Stubborn facts on biotech financing

By Kristin Schneeman, Program Director, FasterCures

“Facts are stubborn things,” was a saying that originated in the defense of the British soldiers at the Boston Massacre trial, meaning facts are facts and can’t be disputed.  But facts can also be stubbornly difficult to interpret sometimes. 

A new National Venture Capital Association survey was released last week, reporting that venture capital invested in biotech was up in 2011 by 22% from 2010, but that first-round funding was at its lowest level in 15 years, with only 153 drug and device companies getting seeded.

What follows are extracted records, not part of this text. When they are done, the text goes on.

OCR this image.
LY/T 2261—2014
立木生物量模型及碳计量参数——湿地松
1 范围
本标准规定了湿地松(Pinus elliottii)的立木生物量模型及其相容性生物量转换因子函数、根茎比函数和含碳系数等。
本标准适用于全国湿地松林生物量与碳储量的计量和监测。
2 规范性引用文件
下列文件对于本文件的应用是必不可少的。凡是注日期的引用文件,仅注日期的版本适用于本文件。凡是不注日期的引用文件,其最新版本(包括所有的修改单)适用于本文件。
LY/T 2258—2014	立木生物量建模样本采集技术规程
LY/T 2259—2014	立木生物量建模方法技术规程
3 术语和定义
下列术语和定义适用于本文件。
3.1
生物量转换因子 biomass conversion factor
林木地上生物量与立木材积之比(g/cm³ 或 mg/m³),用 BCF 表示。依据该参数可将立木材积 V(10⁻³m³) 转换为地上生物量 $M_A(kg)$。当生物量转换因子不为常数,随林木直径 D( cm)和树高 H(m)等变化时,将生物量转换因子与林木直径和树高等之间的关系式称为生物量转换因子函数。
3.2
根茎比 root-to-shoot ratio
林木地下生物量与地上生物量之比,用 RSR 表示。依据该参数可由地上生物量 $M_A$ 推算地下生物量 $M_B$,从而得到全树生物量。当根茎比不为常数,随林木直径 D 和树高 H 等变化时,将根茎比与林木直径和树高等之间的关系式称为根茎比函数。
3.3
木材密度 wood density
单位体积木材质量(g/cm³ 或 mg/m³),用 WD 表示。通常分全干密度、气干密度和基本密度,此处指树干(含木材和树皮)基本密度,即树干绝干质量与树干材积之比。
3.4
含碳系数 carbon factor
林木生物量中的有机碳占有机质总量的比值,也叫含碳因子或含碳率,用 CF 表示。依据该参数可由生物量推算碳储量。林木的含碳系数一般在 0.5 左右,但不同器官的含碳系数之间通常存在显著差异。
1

But as the folks at InVivo blog reported, the other major source for data on venture investment, DowJones VentureWire, also released its year-end totals and came to slightly different conclusions: Total biotech funding rose by only 11% -- all of it on the device side.  And InVivo’s own data on early-stage financing showed that slightly more companies received Series A financing in 2011 than in 2010, giving them a more positive spin on 2011. 

Bruce Booth with VC Atlas Ventures took the media to task for making positive data into a negative story.  He looked at the NVCA’s own data (though through a slightly different lens) and came to some different conclusions as well:
  • Total VC funding of first rounds in biotech last year was one of the four highest annual totals since 1995;
  • The number of first-round startups in 2011 was in line with long-term averages; and
  • The average size of a first round investment hit a 16-year high.
So whose facts are the right ones, and whose interpretation of the facts is correct?  What metrics are most important here – the total amount of funding that went to early-stage biotechs, or the number of companies that got funded?  Are bigger individual deals a sign that small, innovative companies are out of luck, or a reflection of a realization that the longer time horizons for a return in life sciences might require bigger up-front investments?  What timeframes are most important – trends over the last 12 months or over the last 12 years? 

And what on earth does any of this mean for patients hoping these companies hold the key to the treatments they’re waiting for?  Perhaps it’s less about the total amounts of money that are flowing into the system and more about how to make sure the right kind of money (venture, government, foundation) is lined up at the right time for the right ideas so inventors and companies aren’t wasting time “circling the airport” looking for the next infusion of cash. 

Do we need some new models or infrastructure to try to make financing more efficient?